For those of you just turning 12 this year, you will never know a world without Star Craft. Which bodes well for you, because you also likely will not remember a world waiting more than a decade for its sequel as you've probably just recently discovered the wonderment of the desktop real-time strategy (RTS). That’s right kids! There is more to the world of PC gaming than MMOs and Facebook RPGs. For those of us, however, who were in junior high when we were first introduced to the Zerg and the Protoss, the only thing more drawn out and angsty than waiting for the eventual release StarCraft II: Wings of Liberty was waiting for the end of puberty.
This first installment in what has been dubbed as the “StarCraft II Trilogy” throws us right into the action four years after the end of Brood Wars. We step into the shoes of our hero, General Jim Raynor as he's about to resurrect his rebellion against Emperor Arcturus Mengsk. This game scores big points by having the lore and story of the game tightly interwoven with the game play itself. Gone are the days when you have to read the companion booklet in a Craft game to know what's going on. It’s been replaced with unit details in the armory, post/pre-mission interactivities, and more cut scenes than you can shake a stim-pack at. Blizzard has definitely built upon what they did with Warcarft III by pulling the player into the world and story simply by playing the game.
Another lesson that Blizzard has learned from their huge money factory (otherwise known as World of Warcraft) was the addition of achievements and difficulty levels with all the missions. Before this the only replay value I ever got from an RTS game was putting in the cheat for god mode and seeing how long it took me to destroy everything with a drone. Now you can replay each mission in a desperate struggle for a higher score. Not to mention that the main game levels are a poop-load of fun to play and no two are exactly alike—there is always some tweak to make even the most familiar mission a brand new animal. And once you’ve had your fill of the story mode, there are a bunch of challenge scenarios to keep you busy for hours as you try to devise the perfect strategy to earn a gold medal.
The multi-player mode is sure to make SCII the Halo 3 of RTS games. You are allowed 50 unranked practice games to get you into the swing of things, but be prepared for some fierce competition even on the rookie field. From there you’ll go on to ladder play and enter tournaments if you’ve got emotional fortitude. I for one played an hour long game, held off numerous attacks, built up my army again and again, and just when I was about to make my move, my opponent swarmed in for a crushing blow just as I was getting my sneak attack on. Needless to say, I needed a stiff drink after the surrender. Nevertheless, the multiplayer is where the real challenge of SCII is found.
But even with the guaranteed nerdgasm you'll have from this game, there are still a few drawbacks.
Graphics are absolutely awesome… if you have the machine for it. Taking a hint from the fact that I wasn't let in on the beta, I was actually going to wait to play this game and get a better computer at the end of the summer. But, when I ended up getting it as bachelor's party present I couldn't resist. Even with my graphics turned all the way down I still had moments of lag which really got in the way of in-game cut scenes and game play. Simple tip: if your compy is more than a year and a half old, think about an upgrade. After I did so I cranked up the graphics and was quite pleased with the eye-candy I beheld. Blizzard spent a lot of time making it look good and it shows.
Something that will undoubtedly hinder long-time multiplayer fans of the original SC is the complete lack of LAN support. If you want to play against friends, you’ll have to do it through Battle.net. It will be interesting to see if there are any changes to this in the future as the lack of LAN support will more than likely take a major toll on the competitive SCII community, especially in the international arena. I’d hate to see Korea’s two cable channels devoted to StarCraft LAN tournaments go off the air.

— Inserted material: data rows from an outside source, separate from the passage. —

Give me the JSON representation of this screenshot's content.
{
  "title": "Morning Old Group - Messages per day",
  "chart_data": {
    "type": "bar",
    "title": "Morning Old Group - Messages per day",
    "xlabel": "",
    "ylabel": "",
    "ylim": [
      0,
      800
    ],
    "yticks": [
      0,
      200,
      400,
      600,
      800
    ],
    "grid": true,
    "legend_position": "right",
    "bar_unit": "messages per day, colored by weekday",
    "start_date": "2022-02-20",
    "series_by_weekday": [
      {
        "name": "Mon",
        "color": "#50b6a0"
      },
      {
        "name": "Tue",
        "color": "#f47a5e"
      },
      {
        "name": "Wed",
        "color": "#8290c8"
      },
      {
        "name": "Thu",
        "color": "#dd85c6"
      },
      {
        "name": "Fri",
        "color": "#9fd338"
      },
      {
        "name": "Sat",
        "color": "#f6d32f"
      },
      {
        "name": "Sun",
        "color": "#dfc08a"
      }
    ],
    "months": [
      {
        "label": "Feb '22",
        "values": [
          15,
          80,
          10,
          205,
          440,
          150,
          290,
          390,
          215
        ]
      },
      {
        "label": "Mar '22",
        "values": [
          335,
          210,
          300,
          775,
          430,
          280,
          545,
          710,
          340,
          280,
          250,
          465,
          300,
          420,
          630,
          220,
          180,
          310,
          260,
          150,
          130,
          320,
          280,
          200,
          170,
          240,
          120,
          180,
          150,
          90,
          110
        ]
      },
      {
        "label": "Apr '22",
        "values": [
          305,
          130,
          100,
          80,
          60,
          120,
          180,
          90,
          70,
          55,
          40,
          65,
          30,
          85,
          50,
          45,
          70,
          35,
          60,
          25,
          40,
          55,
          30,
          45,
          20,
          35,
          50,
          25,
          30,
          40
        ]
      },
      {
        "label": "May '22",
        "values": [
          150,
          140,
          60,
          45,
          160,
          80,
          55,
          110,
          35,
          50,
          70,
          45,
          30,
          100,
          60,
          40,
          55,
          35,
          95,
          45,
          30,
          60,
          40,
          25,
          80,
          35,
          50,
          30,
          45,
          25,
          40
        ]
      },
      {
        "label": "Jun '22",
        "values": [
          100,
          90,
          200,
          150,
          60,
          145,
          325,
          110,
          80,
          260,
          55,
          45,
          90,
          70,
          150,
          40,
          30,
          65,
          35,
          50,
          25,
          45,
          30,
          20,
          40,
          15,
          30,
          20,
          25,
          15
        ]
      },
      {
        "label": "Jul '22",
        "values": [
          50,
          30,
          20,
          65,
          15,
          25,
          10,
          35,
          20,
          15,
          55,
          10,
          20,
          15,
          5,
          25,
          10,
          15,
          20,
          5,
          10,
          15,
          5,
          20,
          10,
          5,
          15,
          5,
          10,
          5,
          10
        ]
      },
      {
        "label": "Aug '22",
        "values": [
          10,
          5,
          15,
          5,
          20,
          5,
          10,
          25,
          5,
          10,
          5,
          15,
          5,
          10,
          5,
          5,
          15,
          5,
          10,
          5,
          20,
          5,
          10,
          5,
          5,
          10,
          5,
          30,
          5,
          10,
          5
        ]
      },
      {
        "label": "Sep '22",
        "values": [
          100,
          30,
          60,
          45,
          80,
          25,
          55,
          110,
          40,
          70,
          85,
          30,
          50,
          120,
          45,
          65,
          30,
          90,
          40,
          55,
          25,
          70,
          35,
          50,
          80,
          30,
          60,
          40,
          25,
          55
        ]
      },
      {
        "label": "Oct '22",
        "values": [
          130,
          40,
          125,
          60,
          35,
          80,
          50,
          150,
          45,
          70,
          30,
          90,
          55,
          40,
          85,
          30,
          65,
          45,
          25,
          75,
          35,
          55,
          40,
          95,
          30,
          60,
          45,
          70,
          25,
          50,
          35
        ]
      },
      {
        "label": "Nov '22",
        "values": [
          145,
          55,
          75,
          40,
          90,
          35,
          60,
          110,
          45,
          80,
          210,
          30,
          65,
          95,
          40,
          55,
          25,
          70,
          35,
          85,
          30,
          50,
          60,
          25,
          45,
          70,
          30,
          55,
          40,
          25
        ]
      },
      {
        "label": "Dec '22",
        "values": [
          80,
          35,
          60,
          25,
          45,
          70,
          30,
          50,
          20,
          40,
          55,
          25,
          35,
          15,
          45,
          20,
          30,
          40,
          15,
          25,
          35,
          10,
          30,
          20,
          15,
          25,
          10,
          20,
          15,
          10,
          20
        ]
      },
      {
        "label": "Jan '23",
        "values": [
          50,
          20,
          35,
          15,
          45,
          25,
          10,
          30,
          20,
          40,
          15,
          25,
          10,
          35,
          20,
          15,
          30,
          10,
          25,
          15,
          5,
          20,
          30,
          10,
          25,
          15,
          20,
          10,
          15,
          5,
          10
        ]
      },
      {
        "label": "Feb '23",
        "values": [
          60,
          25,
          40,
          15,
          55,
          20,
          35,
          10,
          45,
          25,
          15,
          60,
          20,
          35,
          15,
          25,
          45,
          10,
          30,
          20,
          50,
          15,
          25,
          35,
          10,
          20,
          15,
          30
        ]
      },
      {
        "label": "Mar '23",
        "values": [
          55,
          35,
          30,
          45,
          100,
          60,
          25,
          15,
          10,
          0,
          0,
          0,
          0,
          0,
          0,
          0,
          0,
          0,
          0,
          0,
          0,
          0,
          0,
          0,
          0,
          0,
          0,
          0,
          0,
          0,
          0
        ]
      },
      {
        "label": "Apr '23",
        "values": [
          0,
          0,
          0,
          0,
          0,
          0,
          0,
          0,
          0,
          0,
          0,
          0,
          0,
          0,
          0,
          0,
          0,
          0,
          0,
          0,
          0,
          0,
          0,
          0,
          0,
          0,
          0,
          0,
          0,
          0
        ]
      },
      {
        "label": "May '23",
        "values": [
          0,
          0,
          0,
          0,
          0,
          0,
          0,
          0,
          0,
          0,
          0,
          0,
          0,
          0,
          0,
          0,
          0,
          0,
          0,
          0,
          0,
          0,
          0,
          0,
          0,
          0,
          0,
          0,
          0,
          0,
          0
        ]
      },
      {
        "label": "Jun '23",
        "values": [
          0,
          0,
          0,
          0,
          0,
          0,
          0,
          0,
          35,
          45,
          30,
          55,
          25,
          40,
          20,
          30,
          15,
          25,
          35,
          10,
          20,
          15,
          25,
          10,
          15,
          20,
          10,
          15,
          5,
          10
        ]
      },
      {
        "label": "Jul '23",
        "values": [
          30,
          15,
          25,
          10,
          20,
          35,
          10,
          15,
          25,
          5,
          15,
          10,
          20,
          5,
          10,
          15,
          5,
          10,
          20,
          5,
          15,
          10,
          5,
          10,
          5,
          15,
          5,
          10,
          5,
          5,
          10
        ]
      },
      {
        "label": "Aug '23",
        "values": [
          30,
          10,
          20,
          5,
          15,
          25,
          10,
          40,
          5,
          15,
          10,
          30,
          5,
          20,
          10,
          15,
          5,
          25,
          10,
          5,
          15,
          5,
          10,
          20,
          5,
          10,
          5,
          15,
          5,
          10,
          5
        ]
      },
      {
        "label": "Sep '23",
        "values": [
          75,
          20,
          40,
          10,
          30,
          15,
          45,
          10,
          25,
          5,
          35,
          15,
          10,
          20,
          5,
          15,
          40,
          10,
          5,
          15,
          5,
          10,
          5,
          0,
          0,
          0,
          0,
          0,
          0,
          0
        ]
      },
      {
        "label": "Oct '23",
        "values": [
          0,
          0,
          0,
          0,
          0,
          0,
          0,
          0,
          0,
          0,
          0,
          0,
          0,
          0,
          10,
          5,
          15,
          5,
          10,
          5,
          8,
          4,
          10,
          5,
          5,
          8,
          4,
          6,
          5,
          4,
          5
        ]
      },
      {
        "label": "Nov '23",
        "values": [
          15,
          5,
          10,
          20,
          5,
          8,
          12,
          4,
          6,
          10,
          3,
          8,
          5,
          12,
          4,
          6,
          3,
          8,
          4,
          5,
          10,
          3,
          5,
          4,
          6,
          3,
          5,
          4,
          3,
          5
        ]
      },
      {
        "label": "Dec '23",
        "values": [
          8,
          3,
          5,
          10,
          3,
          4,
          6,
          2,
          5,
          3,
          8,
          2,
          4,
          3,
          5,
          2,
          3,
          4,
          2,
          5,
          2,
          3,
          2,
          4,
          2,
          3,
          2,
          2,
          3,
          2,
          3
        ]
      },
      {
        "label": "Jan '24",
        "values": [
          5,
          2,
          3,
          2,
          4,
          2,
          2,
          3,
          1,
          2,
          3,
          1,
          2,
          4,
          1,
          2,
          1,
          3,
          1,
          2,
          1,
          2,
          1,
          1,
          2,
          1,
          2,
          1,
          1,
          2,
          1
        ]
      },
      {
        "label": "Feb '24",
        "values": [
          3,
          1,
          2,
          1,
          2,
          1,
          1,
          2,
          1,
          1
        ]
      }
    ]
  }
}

One thing that irks me a tad—and this is just me getting on my soap box so feel free to skip this bit—is the trilogy bit. I hope I’m wrong here, but for any of you who played WoW long enough to know that it needed to end a long time ago (which for me was after three months), you'll get the same sense during the last cut-scene in the main game that Blizzard is going to milk this for all its worth when there will probably be only enough strong plot in the entire trilogy for one game. There were plenty of side stories which gave value to the game’s many missions, but these plots themselves and characters they introduced seemed fairly pointless, especially when those characters may never be seen again.
We can most likely expect to see such mini-plots slathered on the next two games in the trilogy, making us wait with clenched teeth for the years to pass and for this three game long chapter of StarCraft to come to its epic close.
In the meantime, at least I have achievements to earn.